Playing Hide and Seek with Malicious Scripts

When I encounter a drive-by download that involves a compromised host, there will usually be a malicious script somewhere on the website. The "malicious script" could be a meta refresh tag, an iframe, an external Javascript file, or even in a SWF file. Its location can give you a hint as to how the site got compromised as well as to help the webmaster verify and remove the infected file(s).

Oftentimes, these scripts can be found at the top or the bottom of the webpage:

Lately, however, I'm noticing that it's getting harder to find them. Here's a couple from just this week alone!

Near the top of an external Javascript file called "site_util.js" is a self-executing function. The lack of formatting made this one stick out.

In this drive-by, the malicious script was buried in the "jquery.js" file. Do you see it? I nearly missed it myself. (Hint: look for the document.write statement.)

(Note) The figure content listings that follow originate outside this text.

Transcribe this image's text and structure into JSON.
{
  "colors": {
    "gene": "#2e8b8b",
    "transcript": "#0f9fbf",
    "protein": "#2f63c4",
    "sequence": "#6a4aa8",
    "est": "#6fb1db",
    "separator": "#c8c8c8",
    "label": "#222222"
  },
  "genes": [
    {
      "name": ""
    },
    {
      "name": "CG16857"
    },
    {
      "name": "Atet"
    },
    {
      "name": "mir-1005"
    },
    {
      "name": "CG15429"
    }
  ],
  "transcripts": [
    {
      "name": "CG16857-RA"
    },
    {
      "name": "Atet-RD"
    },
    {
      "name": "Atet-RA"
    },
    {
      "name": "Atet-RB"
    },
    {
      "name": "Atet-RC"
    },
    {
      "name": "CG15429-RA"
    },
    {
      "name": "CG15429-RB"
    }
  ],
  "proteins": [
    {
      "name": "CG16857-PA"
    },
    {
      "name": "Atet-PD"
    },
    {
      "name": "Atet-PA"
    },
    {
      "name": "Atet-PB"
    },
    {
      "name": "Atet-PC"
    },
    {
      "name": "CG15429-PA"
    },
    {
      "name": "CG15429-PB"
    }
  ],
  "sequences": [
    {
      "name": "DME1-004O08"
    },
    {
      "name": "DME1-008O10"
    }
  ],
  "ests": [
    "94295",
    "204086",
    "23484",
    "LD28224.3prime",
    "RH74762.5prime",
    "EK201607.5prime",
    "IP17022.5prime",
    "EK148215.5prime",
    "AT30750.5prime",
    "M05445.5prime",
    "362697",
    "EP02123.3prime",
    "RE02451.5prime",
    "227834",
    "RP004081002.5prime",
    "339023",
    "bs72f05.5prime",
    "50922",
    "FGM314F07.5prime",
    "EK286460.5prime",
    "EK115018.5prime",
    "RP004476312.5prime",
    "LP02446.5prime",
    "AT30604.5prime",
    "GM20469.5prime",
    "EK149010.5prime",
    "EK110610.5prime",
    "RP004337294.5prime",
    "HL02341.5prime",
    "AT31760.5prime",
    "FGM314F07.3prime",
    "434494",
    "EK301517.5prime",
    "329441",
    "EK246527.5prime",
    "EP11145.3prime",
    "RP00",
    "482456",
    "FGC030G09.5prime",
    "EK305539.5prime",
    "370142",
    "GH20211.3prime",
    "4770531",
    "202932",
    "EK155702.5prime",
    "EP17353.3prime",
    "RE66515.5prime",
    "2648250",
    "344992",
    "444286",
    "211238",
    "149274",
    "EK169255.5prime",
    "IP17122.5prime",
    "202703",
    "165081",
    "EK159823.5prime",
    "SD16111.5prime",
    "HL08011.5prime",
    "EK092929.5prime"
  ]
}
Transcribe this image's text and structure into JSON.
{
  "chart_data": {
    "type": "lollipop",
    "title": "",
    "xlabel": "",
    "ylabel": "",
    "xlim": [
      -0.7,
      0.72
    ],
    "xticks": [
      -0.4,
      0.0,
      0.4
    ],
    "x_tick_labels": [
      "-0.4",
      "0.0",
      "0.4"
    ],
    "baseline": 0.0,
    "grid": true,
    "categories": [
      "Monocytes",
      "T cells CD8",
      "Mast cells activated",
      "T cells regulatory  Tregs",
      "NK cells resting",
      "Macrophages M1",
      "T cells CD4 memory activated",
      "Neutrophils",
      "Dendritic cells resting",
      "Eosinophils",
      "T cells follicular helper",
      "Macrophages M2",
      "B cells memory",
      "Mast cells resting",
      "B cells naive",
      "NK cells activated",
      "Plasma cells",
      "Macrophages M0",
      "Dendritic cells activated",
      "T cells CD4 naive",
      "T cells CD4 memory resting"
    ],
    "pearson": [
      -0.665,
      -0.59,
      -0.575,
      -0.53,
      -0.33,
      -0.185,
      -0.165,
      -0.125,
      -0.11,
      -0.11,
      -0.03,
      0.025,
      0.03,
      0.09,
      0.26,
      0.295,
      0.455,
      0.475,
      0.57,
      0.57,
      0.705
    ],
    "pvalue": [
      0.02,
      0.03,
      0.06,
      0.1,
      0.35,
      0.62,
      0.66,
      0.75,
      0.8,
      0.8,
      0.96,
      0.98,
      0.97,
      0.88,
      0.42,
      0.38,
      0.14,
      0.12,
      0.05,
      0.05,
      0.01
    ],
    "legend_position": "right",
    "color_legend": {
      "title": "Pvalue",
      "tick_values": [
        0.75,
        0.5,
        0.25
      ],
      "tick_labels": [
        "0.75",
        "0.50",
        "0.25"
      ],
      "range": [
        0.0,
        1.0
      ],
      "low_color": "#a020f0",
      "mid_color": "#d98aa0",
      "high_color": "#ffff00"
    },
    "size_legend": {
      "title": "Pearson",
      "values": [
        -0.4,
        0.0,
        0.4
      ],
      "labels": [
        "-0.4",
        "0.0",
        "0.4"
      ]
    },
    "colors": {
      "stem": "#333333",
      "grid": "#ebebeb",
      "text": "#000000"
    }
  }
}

I'm trying to develop a method of identifying malicious scripts and work backwards to locate where they came from. The first hurdle is trying to identify the malicious script. As a malware analyst, we can mostly recognize that a script is suspicious just by looking at it. Here's an example:

In the above, Sample #1 is a benign JQuery script. The other two look suspicious. How do you write a program that mimics what our eyes see? Yeah, right, I'm not crazy. What I can do is write a program that identifies "entropy". (I know that's not the right word but it's close enough until I find a better word.) If you look closely at the JQuery script, you can recognize many valid Javascript keywords. While it exists in the other two scripts, there's not a whole lot. Instead, there's a ton of random characters and numbers. So what if I write a program to look for randomness, then I might be able to spot malicious scripts. Then I'll need a way to enumerate all the objects used by a webpage and keep track of what it loads.

Here are results from actual drive-bys using the above methodology:

The main site had an iframe to a local (infected) PHP file. The PHP file had obfuscated Javascript that redirected visitors to an exploit pack.

In this drive-by, there was an iframe to Blackhole from the main website.

Last one. The main webpage loaded a local file via an iframe which had a meta refresh tag to Blackhole.

Looks promising but I still need to figure out how to find those pesky malicious needles in the proverbial haystack.